Comment by tom_mellior

5 years ago

> I'm not an expert by far, but I feel like many people who write compilers or develop languages no longer recommend The Dragon Book as it's very outdated.

Yes. There are newer editions that I can't judge, but the 1986 edition linked from the page should nowadays only be read by historians. If you want to implement a compiler, look elsewhere, for something newer.

This isn't to say that this was a bad book 35 years ago. It wasn't. But it is simply outdated. It does not contain things that are important today. It has very little treatment of type systems and type inference, for example. Its treatment of data flow analysis is based on intervals, which have limitations (though also some interesting theoretical advantages) and are used by zero compilers written in this millennium (and not even described very well in the Dragon book IIRC). And then of course there is the parsing problem, see my rant elsethread.

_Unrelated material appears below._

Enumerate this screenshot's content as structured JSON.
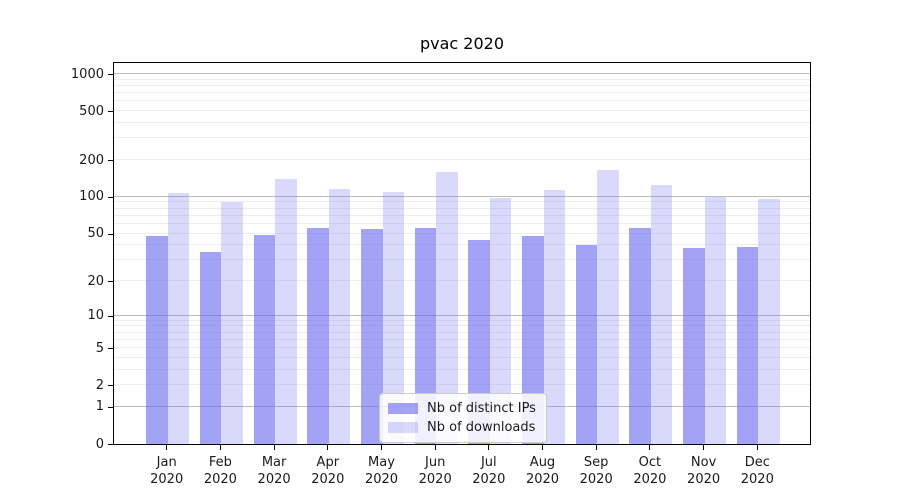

As for the article, I think A Catalogue of Optimizing Transformations (https://www.clear.rice.edu/comp512/Lectures/Papers/1971-alle...) would make an interesting addition.

Edit: Forgot to add that the old old Dragon book doesn't cover two topics that the article itself considers very relevant: SSA form (which I believe was discovered just around that time) and linear scan register allocation (which is much newer).

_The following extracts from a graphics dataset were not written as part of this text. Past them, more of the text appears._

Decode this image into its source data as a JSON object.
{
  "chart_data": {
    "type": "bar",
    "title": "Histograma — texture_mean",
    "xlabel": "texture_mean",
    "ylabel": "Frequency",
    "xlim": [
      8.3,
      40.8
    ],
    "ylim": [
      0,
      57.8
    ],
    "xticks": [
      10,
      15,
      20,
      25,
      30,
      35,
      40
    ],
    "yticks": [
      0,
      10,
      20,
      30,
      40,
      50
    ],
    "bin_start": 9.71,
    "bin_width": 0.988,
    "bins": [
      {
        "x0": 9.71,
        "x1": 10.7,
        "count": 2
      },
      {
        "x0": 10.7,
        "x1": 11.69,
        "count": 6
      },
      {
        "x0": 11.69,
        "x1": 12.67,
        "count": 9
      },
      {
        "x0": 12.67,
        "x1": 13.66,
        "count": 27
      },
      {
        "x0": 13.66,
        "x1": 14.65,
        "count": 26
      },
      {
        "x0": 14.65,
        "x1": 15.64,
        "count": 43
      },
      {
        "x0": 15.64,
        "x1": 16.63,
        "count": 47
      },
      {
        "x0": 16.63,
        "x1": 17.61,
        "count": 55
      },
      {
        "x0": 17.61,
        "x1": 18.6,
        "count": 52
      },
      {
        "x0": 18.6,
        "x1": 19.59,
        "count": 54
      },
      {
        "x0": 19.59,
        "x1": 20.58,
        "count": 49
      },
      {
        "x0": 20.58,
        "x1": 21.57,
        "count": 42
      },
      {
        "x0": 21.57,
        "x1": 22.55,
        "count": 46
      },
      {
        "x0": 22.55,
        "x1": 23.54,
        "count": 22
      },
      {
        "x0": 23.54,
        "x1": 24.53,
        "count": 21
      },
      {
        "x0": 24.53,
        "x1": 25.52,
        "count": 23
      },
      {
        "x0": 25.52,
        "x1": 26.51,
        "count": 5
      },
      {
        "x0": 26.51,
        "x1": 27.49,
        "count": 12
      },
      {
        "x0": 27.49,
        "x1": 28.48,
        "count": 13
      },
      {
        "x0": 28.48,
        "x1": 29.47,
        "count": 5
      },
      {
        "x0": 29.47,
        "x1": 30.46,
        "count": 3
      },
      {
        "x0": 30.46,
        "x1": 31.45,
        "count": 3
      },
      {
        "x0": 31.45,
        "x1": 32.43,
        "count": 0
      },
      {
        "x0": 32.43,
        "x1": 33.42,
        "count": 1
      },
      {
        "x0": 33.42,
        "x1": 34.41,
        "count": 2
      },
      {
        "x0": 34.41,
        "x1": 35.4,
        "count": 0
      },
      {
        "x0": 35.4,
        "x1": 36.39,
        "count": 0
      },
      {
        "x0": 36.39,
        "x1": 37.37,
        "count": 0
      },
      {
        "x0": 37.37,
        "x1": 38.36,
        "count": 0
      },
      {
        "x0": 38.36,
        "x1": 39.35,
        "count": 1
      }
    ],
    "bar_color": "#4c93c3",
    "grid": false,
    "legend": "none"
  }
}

What would you recommend that covers data flow analysis better than the dragon book? I'm currently starting data flow analysis for my own compiler using intervals and/or modular congruences (operations can be reduced to congruences, then combined with the Chinese Remainder Theorem). What are the theoretical advantages of intervals and what do you recommend over that?

  • Ah, sorry, I should probably clarify that there are two completely distinct uses of the term "interval" in data flow analysis.

    One (introduced in https://amturing.acm.org/p137-allen.pdf and discussed in the old Dragon Book) groups program points into nested "intervals", i.e., intervals are pieces of code. Analysis information is then propagated among these intervals. This is what I was referring to above. As far as I know this approach is completely obsolete by now, with everyone using methods based more or less indirectly on Kildall's worklist iteration approach (http://static.aminer.org/pdf/PDF/000/546/451/a_unified_appro...). The theoretical advantage I was referring to above was that the interval approach is AFAIR sometimes more efficient because it can take program structure (loop nesting) into account more directly.

    The other meaning of "intervals" is used for an analysis domain, i.e., the kind of data you want your analysis to compute. For example, you might determine that the possible values of some variable x are in the interval [10, 20], the values of y are in the interval [5, 15], and then you can compute that the values of z = x + y must be in [15, 35]. There is nothing wrong with this approach, and any optimizing compiler is pretty much forced to use something like this. Based on your reference to modular congruences I think you probably want to do analysis of numerical values and meant this sense, which is anyway the only one in common use nowadays. Go ahead and do this. Extensions are with congruences, like "x is in [10, 20] and also congruent to 1 modulo 4" and/or "known bits", like "x is in [10, 20], and I know that (counting from the LSB) its bit 2 is 0 and bit 3 is 1".

    Personally I learned about data flow analysis in a university course based on Principles of Program Analysis: https://www.springer.com/gp/book/9783540654100. It's a book that goes into a lot of mathematical depth but not much breadth of analyses, and it doesn't handle data flow analysis on SSA form. Then I learned additional details from various well-known papers like the ones linked above, and the classical early papers around analysis on SSA form, like https://www.cse.wustl.edu/~cytron/531Pages/f11/Resources/Pap.... I'm sure there must be a more straightforward text to get you there, but I don't think I can give a definite recommendation. I have vague memories of the coverage in Muchnick's "Advanced Compiler Design and Implementation" and/or Cooper and Torczon's "Engineering a Compiler" being reasonable, but I can't find my copies right now.